Pluriactivity - a historical cultural response of campesino (peasant) households to eventualities in their productive practices - stands out among such strategies. However, due to the long sector stagnation caused by the health emergency lockdown, community-based tourism businesses have seen their income reduced in more than 50% compared to 2019 and are formulating new responses, as well as resistance mechanisms, to address the dilemma between missing two high-tourism seasons, on the one hand, and avoiding the health risks of their communities and visitors, on the other. Major response strategies adopted by community-based tourism businesses include returning to food self-supply and supportive exchange of products among social businesses, as well as to savings and economic provisions. Resistance mechanisms include shutting down towns and conflicts within and between communities stemming from the reopening of tourism activity.
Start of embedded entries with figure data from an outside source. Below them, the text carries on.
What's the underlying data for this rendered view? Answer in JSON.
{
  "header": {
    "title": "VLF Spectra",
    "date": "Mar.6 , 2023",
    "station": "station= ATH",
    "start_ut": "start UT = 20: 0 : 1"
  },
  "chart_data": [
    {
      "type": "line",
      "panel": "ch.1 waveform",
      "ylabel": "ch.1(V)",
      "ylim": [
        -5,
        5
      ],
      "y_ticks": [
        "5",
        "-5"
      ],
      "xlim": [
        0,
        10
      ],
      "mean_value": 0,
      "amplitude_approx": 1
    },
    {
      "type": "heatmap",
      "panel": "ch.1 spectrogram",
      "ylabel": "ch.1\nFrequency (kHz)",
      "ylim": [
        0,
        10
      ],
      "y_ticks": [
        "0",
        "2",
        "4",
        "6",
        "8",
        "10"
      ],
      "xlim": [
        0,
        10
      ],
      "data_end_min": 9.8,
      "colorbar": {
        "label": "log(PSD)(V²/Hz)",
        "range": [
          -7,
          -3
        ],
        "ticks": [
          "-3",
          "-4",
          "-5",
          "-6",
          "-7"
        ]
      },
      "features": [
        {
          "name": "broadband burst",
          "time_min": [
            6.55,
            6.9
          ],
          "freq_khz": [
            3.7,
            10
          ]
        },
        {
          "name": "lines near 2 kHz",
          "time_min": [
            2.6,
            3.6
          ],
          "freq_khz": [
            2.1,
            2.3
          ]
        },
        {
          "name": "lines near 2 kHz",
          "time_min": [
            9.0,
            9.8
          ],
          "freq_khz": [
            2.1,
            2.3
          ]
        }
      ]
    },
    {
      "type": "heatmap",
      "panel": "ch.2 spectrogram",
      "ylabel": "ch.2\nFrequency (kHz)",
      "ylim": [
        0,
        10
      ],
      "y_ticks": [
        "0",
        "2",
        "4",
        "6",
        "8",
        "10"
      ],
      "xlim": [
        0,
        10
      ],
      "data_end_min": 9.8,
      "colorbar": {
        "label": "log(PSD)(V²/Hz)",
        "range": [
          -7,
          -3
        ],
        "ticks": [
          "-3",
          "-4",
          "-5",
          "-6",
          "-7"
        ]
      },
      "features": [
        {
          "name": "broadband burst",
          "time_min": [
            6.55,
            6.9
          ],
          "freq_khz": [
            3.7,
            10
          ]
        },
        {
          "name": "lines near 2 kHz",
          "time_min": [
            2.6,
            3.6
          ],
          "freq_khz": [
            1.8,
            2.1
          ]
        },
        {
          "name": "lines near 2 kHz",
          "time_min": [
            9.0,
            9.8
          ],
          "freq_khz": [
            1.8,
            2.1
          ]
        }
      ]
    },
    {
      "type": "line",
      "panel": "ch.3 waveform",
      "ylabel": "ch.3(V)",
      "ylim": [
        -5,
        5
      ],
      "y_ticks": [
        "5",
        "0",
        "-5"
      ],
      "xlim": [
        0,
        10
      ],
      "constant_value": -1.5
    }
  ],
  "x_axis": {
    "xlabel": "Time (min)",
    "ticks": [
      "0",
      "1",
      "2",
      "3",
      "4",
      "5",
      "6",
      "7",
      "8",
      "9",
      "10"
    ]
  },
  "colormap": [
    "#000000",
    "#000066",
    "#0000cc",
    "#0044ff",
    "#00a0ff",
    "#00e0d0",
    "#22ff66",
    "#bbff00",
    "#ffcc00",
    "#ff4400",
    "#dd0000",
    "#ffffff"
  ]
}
Based on our practical experience acquired through accompanying 24 community-based tourism businesses to face the ongoing public-health crisis - and given the still incipient studies that adopt critical approaches within the community-based tourism practice itself-, the final section of this article presents a theoretical reflection to envision the likely post-pandemic reconfiguration that a “deep community-based tourism” could go through to differentiate it from the multiple attempts to co-opt and alienate this activity, in the light of force-ideas such as proximity and everyday tourism.

Keywords : community-based tourism; vulnerabilities; pandemic; pluriactivity; Mexico.